Install Nginx and Certbot:
sudo apt install nginx certbot python3-certbot-nginx -y
Create an Nginx site config:
sudo nano /etc/nginx/sites-available/open-webui
Paste this configuration with your actual domain:
server {
listen 80;
server_name your.domain.com;
location / {
proxy_pass http://127.0.0.1:3000;
proxy_http_version 1.1;
proxy_set_header Upgrade $http_upgrade;
proxy_set_header Connection "upgrade";
proxy_set_header Host $host;
proxy_set_header X-Real-IP $remote_addr;
proxy_set_header X-Forwarded-For $proxy_add_x_forwarded_for;
proxy_buffering off;
proxy_read_timeout 300s;
}
}
Save and close the file. Enable the site and get your SSL certificate:
sudo ln -s /etc/nginx/sites-available/open-webui /etc/nginx/sites-enabled/
sudo nginx -t
sudo systemctl reload nginx
sudo certbot --nginx -d your.domain.com
Certbot automatically edits your Nginx config to add HTTPS and sets up auto-renewal. The proxy_buffering off line is important; without it, AI responses stream incorrectly. The proxy_read_timeout 300s gives the model enough time to generate long answers.
If you do not have a domain, you can use Cloudflare Tunnel for a free zero-config HTTPS setup, or just keep it on HTTP for internal use.
Updating Open WebUI
When a new version of Open WebUI comes out, updating is straightforward.
For Option A (single container):
docker pull ghcr.io/open-webui/open-webui:main
docker stop open-webui
docker rm open-webui
# Run the original docker run command again
For Option B (Docker Compose):
cd ~/open-webui-stack
docker compose pull
docker compose up -d
Your data in the volumes is not touched during updates.
Conclusion
By following this guide, you can install Open WebUI with Ollama on Ubuntu and get a fully functional setup to run private AI chat on your own infrastructure.
For a simple personal setup, a single Docker command and a pulled model are all you need. For a team or production environment, Docker Compose, persistent volumes, and an Nginx reverse proxy with HTTPS give you the best foundation.
Your data never leaves your server, you choose which models to run, and you scale the hardware to match your needs. If you are running CPU-only workloads, a flexible Linux VPS with 16+ GB of RAM handles smaller models. If you need faster inference for heavier models or multiple users, a dedicated AI hosting plan with GPU support is the better choice.
FAQs
Do I need a GPU to install Open WebUI with Ollama on Ubuntu?

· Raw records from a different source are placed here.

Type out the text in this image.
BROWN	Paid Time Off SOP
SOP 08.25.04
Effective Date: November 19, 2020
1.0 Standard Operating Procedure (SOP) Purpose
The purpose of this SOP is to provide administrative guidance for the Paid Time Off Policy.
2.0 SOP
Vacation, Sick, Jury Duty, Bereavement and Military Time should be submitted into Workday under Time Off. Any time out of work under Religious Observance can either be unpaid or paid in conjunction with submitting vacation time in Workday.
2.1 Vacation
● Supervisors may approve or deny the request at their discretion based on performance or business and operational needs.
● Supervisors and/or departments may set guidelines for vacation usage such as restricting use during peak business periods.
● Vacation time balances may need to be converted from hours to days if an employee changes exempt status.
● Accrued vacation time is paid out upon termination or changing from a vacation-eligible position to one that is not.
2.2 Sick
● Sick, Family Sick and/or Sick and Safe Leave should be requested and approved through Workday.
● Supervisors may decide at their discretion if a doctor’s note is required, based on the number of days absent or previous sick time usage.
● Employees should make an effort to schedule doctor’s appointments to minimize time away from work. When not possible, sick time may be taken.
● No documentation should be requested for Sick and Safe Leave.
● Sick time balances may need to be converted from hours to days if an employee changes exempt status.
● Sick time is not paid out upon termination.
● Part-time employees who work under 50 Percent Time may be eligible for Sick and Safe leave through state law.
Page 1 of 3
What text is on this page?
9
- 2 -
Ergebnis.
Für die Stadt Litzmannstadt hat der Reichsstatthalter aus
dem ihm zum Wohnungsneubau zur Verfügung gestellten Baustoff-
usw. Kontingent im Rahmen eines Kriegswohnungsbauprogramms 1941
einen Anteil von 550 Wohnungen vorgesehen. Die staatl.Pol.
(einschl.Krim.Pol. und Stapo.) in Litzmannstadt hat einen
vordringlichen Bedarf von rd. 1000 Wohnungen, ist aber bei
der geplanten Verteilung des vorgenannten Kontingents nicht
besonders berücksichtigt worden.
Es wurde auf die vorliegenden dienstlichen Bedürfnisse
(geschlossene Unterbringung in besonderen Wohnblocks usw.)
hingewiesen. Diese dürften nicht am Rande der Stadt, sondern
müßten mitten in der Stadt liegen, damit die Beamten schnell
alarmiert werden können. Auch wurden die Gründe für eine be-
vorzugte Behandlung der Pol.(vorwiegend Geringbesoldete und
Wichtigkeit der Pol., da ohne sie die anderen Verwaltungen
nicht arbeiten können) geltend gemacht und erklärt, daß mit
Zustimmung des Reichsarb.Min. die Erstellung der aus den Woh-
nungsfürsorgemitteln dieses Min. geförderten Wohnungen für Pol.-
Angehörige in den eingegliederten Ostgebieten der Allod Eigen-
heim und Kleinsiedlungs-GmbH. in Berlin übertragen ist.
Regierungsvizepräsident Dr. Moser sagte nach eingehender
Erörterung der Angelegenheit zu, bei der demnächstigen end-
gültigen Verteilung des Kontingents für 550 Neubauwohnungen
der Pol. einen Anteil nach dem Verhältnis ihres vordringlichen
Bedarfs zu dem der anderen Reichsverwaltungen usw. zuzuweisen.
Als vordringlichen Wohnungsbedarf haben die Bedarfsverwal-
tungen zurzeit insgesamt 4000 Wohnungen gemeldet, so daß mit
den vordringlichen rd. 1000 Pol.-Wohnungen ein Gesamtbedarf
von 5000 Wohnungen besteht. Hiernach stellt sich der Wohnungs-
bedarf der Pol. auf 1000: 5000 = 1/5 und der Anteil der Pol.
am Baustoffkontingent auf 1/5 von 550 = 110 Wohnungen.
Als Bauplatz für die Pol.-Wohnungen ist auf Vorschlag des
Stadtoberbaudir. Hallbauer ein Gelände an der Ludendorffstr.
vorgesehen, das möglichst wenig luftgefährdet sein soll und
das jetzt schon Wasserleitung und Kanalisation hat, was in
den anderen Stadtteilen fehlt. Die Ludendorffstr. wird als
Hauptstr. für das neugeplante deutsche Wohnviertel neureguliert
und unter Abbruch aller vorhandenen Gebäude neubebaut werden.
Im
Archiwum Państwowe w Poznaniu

No. Ollama works on the CPU only. It will be slower, but models like Llama 3.2 3B or Mistral 7B run well on a server with 16 GB of RAM.
Is Open WebUI free to use?
Yes. Open WebUI is fully open-source and free to self-host. You only pay for the server it runs on.
Can I connect Open WebUI to OpenAI or other cloud APIs?
Yes. Open WebUI supports OpenAI-compatible APIs, Anthropic, and others alongside Ollama.